Personal Injury Law Just Got Trickier For Hospitals
What Is Reasonable and Necessary?
We thought the tort law in personal injury cases was fairly well defined, but a new appellate opinion has got hospitals and their attorneys in a dither, while plaintiffs and their lawyers are throwing a big party.
Especially now that they can afford it. Let me explain.
Michael Huff got injured in a car accident and went to the hospital. When he left the hospital’s care seven days later, it slapped him with a $34,000 bill that he didn’t pay. Huff’s lawyer then sued Steven and Matthew Wilkins for negligence in causing the car collision that injured Huff. State Farm insurance defended the Wilkinses. The hospital, Pioneer’s Memorial Healthcare District, duly filed a lien in Huff v. Wilkins, claiming the $34,000 that Huff owed.
The jury awarded Huff more than $350,000, and before State Farm could even get out its checkbook to pay Huff, the hospital said, “First dibs on the $34,000 that Huff owes us.”
That’s legal talk, in case you missed it.

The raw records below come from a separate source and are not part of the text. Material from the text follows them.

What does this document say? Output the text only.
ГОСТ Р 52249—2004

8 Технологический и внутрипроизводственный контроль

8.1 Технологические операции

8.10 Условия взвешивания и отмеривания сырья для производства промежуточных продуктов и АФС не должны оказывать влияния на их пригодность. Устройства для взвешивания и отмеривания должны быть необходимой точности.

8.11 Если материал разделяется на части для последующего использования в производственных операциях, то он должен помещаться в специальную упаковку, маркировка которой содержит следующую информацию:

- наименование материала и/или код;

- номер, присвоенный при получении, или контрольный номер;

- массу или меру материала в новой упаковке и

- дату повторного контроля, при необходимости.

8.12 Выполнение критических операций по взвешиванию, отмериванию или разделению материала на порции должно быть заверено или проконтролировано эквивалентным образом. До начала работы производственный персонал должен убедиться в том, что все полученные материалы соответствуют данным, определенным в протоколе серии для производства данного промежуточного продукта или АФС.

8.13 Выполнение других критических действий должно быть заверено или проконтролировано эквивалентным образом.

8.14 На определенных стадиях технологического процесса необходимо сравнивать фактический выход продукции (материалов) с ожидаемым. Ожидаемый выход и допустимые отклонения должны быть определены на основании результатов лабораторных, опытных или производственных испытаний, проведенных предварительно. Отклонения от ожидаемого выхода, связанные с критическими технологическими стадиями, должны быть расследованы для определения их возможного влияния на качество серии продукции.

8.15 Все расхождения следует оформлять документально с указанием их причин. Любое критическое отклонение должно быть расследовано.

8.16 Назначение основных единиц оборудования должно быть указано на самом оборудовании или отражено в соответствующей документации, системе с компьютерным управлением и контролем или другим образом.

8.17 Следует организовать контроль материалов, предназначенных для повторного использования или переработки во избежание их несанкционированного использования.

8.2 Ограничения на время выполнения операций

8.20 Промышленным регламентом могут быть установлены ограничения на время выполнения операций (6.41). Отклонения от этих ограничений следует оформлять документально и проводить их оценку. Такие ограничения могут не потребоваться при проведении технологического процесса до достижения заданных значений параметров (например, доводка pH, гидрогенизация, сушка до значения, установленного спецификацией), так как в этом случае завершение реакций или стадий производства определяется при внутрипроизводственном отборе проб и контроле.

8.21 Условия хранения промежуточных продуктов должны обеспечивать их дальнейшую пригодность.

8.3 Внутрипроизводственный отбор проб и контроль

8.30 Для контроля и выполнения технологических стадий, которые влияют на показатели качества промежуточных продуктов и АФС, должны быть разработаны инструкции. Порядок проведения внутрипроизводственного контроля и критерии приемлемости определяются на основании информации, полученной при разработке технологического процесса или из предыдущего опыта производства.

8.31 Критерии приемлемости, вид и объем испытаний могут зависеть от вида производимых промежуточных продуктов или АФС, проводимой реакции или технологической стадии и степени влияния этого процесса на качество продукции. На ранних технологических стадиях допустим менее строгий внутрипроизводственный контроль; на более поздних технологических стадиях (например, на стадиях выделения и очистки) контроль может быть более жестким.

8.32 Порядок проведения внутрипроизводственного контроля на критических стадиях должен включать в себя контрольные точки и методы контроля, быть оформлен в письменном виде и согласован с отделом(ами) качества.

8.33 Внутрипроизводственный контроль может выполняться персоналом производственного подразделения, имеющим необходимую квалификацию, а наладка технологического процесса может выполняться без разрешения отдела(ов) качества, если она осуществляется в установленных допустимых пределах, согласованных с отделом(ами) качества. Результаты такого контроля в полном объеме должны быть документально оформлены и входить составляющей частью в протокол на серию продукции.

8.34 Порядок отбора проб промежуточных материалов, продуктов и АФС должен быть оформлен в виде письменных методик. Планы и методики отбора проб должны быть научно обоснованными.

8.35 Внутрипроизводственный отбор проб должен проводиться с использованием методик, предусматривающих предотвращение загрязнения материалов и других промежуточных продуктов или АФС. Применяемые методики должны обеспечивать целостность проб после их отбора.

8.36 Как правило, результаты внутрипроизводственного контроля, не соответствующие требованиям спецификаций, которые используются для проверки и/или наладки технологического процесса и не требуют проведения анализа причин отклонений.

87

Summoning all of the chutzpah they could muster, Huff’s lawyers replied to the hospital, “Hold on there, bucko, those expenses weren’t needed.”
That’s more legal talk. I’m getting into a pattern here in case you were wondering.
Like any good neighbor, State Farm put the disputed $34,000 in the Court’s hands and told Huff and the hospital that they had to fight over the disputed money.Â
In legal talk, that step is called an interpleader. I know, legal talk is really boring. That’s why I was warming you up to the first couple of legal phrases like “first dibs” and “bucko.” Well, sure enough, Huff and the hospital both told the Court that they wanted the $34,000. At the trial of the matter, four things happened:
1. The hospital submitted the bills that Huff didn’t pay;
2. Huff told the hospital that he had no insurance but should bill the Wilkinses;
3. The hospital submitted its lien notice that it sent to State Farm; and,
4. Huff’s personal injury attorney confirmed that he had submitted all of Huff’s medical bills in the case Huff filed against the Wilkinses and authenticated the $350K Judgment in Huff’s favor.
Notice what’s missing. Didn’t notice? Well, how about the hospital’s proof of the expenses it charged to Huff? Nowhere did the hospital say that the charges were reasonable or necessary. It just said Huff incurred the expenses.
Those are magic words in personal injury law. “Reasonable and necessary.”
You see, in order for the hospital to recover the $34,000 lien that it placed on Huff’s recovery of the $350,000, the hospital should have proved that the expenses it charged Huff were both reasonable and necessary. Under the Hospital Lien Act at California Civil Code sections 3045.1-3045.6 (a whopping five subparts), the hospital can only recover on its personal injury lien if it can prove that the expenses were both reasonable and necessary.
Look back on that list of four items that were introduced in the trial. Look carefully to see if there’s anything there about the expenses being “reasonable” or “necessary.” Can’t find it? Neither could I, and I wrote it.
That’s because the hospital either forgot or failed to do so. Now comes the Court’s ruling. Because the hospital had the opportunity in the trial to introduce this evidence, say through a doctor who treated Huff, but failed to do so, the hospital got stiffed.
That’s right: no recovery for the hospital, and Huff walked away with the $34,000. But don’t get excited.
I suspect this case isn’t completely over, however. Despite the hospital’s failure to recover on its lien, the hospital can still sue Huff on both a breach of contract and equitable basis. Huff did get $34,000 in services that he apparently still hasn’t paid for, and with this loss, that debt is pretty high on the hospital’s radar screen. We’ll see.